SLURM: job manager
SLURM
This guide provides instructions on how to submit batch jobs using the SLURM scheduler on IZO-SGI's computing systems.
SLURM Overview
SLURM (Simple Linux Utility for Resource Management) is an open-source, fault-tolerant, and highly scalable system for managing clusters and scheduling batch jobs on both small and large Linux clusters.
Batch Jobs
Batch jobs are usually submitted via a batch script — a plain text file containing a set of job directives along with GNU/Linux commands or utilities. These scripts are submitted to SLURM, where they are placed in a queue and executed when the requested resources become available.
SLURM Directives
SLURM provides a wide range of directives to specify resource requirements and other job attributes. These directives can be included in:
-
Batch script headers (lines beginning with
#SBATCH
) -
Command-line options when using the
sbatch
command
Directives allow you to control various aspects of job execution, such as CPU and memory allocation, job name, output files, and execution time.

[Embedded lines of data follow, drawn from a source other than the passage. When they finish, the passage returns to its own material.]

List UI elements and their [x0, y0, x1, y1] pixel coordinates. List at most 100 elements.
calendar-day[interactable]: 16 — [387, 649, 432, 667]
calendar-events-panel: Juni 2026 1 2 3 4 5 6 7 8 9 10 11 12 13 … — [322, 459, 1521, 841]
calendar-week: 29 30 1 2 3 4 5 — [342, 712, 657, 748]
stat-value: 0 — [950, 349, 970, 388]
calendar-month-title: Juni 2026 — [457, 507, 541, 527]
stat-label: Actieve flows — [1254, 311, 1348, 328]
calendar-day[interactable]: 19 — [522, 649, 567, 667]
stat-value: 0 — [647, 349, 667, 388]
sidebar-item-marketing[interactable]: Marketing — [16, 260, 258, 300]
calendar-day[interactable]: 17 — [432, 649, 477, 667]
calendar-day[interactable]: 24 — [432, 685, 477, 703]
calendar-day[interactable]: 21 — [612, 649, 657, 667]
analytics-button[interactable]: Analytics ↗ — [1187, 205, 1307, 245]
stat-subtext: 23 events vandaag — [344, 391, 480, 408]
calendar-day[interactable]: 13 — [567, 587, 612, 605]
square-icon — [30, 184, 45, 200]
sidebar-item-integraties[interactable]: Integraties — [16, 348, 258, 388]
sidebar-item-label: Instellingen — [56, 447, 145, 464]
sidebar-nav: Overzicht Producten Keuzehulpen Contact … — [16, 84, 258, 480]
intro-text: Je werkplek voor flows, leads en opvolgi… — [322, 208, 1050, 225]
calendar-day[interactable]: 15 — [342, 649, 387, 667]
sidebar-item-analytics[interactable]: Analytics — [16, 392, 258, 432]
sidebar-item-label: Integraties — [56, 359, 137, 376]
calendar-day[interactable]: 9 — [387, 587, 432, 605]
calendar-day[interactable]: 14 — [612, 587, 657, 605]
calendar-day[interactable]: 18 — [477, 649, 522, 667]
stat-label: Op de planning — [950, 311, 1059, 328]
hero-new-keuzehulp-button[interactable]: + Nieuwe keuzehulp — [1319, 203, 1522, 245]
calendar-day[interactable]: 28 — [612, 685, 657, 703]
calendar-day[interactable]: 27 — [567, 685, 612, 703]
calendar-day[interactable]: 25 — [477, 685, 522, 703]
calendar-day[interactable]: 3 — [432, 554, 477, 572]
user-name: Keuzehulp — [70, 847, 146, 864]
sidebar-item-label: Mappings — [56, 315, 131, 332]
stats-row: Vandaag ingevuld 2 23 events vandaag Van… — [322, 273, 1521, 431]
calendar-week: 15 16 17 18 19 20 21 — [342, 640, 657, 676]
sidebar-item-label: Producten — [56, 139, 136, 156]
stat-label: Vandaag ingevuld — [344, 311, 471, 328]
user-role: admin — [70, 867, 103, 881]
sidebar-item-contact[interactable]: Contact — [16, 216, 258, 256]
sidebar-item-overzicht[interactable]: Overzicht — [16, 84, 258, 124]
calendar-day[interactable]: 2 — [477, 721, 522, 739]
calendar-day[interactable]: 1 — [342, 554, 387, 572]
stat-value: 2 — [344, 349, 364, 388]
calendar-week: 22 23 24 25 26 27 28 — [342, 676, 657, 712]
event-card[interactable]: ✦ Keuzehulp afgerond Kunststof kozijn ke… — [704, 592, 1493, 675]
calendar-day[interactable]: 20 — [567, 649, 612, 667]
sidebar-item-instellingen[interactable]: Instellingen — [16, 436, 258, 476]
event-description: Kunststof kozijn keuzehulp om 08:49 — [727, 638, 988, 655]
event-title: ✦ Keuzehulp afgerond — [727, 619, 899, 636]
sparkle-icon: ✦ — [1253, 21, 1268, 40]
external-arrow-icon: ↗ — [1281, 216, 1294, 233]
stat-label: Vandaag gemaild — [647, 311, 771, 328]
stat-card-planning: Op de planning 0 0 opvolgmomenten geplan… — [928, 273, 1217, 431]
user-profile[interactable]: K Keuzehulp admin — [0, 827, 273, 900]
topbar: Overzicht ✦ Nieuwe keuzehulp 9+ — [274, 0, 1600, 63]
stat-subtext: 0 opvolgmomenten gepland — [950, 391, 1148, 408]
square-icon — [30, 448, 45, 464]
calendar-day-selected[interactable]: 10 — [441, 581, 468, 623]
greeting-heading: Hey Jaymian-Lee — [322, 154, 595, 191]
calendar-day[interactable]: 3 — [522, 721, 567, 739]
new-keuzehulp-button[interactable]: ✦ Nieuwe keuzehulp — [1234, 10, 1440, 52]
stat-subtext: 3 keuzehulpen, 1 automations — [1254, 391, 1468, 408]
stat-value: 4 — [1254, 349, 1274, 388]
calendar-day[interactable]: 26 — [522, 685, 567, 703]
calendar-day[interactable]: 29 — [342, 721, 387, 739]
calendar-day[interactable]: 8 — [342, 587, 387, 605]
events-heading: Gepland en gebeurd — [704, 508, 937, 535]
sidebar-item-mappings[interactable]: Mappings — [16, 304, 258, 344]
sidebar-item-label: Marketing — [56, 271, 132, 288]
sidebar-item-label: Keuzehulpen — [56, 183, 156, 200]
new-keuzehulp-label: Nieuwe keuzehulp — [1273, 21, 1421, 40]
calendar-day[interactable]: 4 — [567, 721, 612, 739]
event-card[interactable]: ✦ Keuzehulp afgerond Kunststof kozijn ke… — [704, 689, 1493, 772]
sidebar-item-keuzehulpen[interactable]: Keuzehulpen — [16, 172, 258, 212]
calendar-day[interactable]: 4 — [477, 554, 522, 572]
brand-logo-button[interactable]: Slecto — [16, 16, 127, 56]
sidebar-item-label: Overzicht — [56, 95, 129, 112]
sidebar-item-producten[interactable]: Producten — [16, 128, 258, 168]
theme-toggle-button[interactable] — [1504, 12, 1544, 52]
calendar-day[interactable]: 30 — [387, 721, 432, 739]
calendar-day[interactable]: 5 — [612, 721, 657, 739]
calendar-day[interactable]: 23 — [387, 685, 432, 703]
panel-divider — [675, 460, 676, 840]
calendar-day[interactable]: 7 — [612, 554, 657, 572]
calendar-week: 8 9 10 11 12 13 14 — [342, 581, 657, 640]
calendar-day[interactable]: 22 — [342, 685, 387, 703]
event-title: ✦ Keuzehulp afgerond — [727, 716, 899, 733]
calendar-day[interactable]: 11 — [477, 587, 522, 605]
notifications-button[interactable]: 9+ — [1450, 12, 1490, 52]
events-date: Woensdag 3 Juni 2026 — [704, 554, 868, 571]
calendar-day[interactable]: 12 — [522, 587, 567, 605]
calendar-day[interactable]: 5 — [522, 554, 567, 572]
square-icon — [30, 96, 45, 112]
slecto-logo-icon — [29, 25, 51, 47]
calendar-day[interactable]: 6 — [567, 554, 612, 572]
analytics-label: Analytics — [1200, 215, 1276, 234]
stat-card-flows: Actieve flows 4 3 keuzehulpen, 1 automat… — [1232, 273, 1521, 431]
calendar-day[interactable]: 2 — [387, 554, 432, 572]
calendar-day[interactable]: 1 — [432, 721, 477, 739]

In the following we describe the minimal BATCH options and some usefull and common variables:
BATCH examples
#SBATCH --nodes=1
#SBATCH --ntasks=1
module load MYPROGRAM
myprogram
#SBATCH --nodes=2
#SBATCH --ntasks-per-node=4
module load MYPROGRAM
srun myprogram
#SBATCH --nodes=1
#SBATCH --ntasks-per-node=1
#SBATCH --cpus-per-task=8
export OMP_NUM_THREADS=$SLURM_CPUS_PER_TASK
module load MYPROGRAM
srun myprogram
#SBATCH --nodes=2
#SBATCH --ntasks-per-node=1
#SBATCH --cpus-per-task=4
export OMP_NUM_THREADS=$SLURM_CPUS_PER_TASK
module load MYPROGRAM
srun myprogram